Committed contracts and backlogs of this kind serve as a crucial differentiator. They convert the abstract enthusiasm of the moment into concrete, contractually obligated business. In direct meetings with the company's management, the conversation has centered almost entirely on data centers; software was barely a concern by comparison, because what is happening in the data-center business is simply more consequential right now.
The company is building at remarkable speed, and the deals are evolving in real time. It is striking special power-supply agreements that differ from one data center to the next, and it is going to unusual lengths to keep host communities satisfied — structuring arrangements in ways that look very different from facility to facility precisely because it is trying to make everyone along the way comfortable. This is, quite literally, a land rush: a scramble to acquire sites and energy and build capacity as fast as physically possible.

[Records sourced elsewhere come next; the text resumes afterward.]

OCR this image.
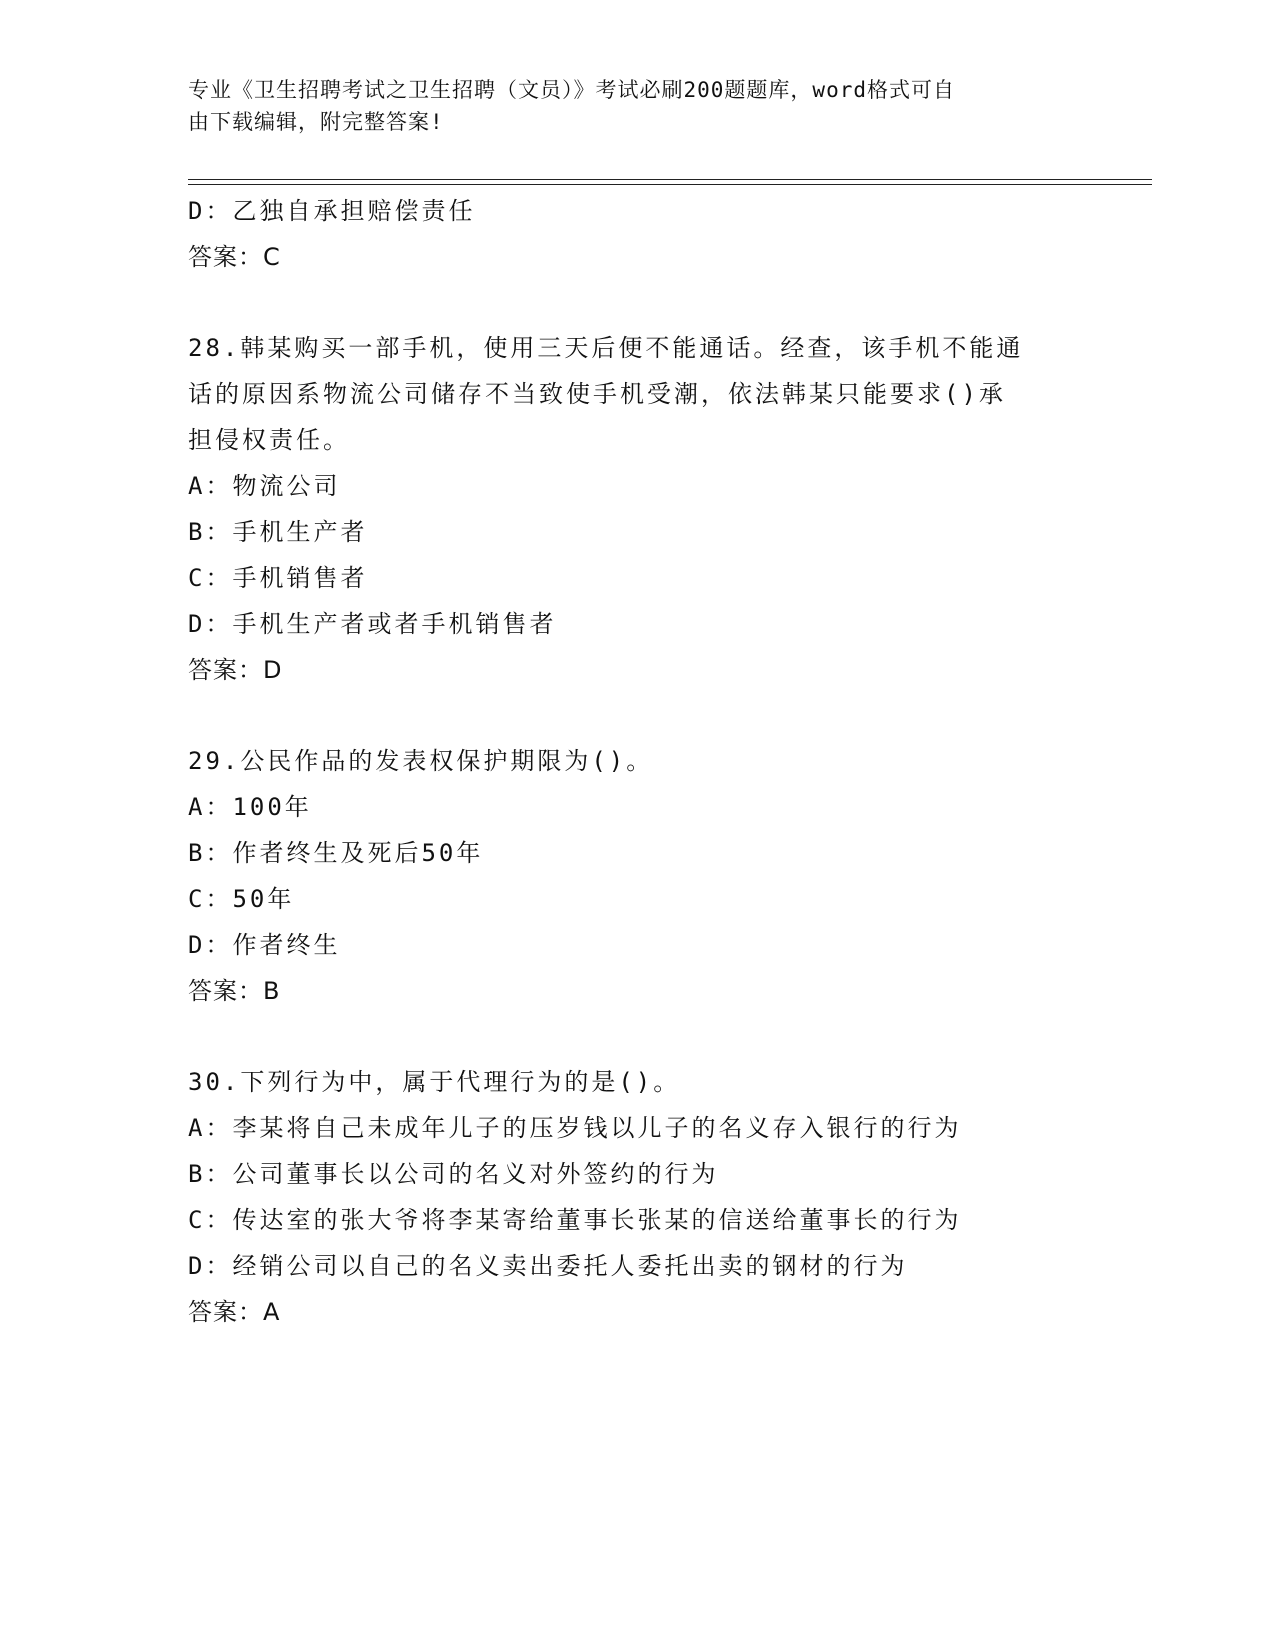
专业《卫生招聘考试之卫生招聘（文员）》考试必刷200题题库，word格式可自
由下载编辑，附完整答案!
D：乙独自承担赔偿责任
答案：C
28.韩某购买一部手机，使用三天后便不能通话。经查，该手机不能通
话的原因系物流公司储存不当致使手机受潮，依法韩某只能要求()承
担侵权责任。
A：物流公司
B：手机生产者
C：手机销售者
D：手机生产者或者手机销售者
答案：D
29.公民作品的发表权保护期限为()。
A：100年
B：作者终生及死后50年
C：50年
D：作者终生
答案：B
30.下列行为中，属于代理行为的是()。
A：李某将自己未成年儿子的压岁钱以儿子的名义存入银行的行为
B：公司董事长以公司的名义对外签约的行为
C：传达室的张大爷将李某寄给董事长张某的信送给董事长的行为
D：经销公司以自己的名义卖出委托人委托出卖的钢材的行为
答案：A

Why One Earnings Call Tells a Larger Story
This is why a single company's results can illuminate an entire industry. Its earnings reveal not only how fast its own data centers are being built and how much of that enormous RPO demand it is satisfying, but also where the buildout is headed next. And because so much of that demand originates with the developers of large language models, the report becomes a window onto the broader ecosystem — the health of competing neocloud providers, the trajectory of LLM development, and the prospects of the wave of massive IPOs clustered around AI labs, from one xAI-style venture to leading research labs to other major model developers.
In an environment where the loudest message from every corner of the industry is "we cannot build fast enough," the companies supplying the picks and shovels of the AI age — the chips, the optical components, the power agreements, and above all the data centers themselves — sit at the center of the story. The volatility of their share prices reflects the market's voting machine at work. Their backlogs, their build rates, and the price of compute reflect the weighing machine. For investors, the task is to keep watching the latter while everyone else is mesmerized by the former.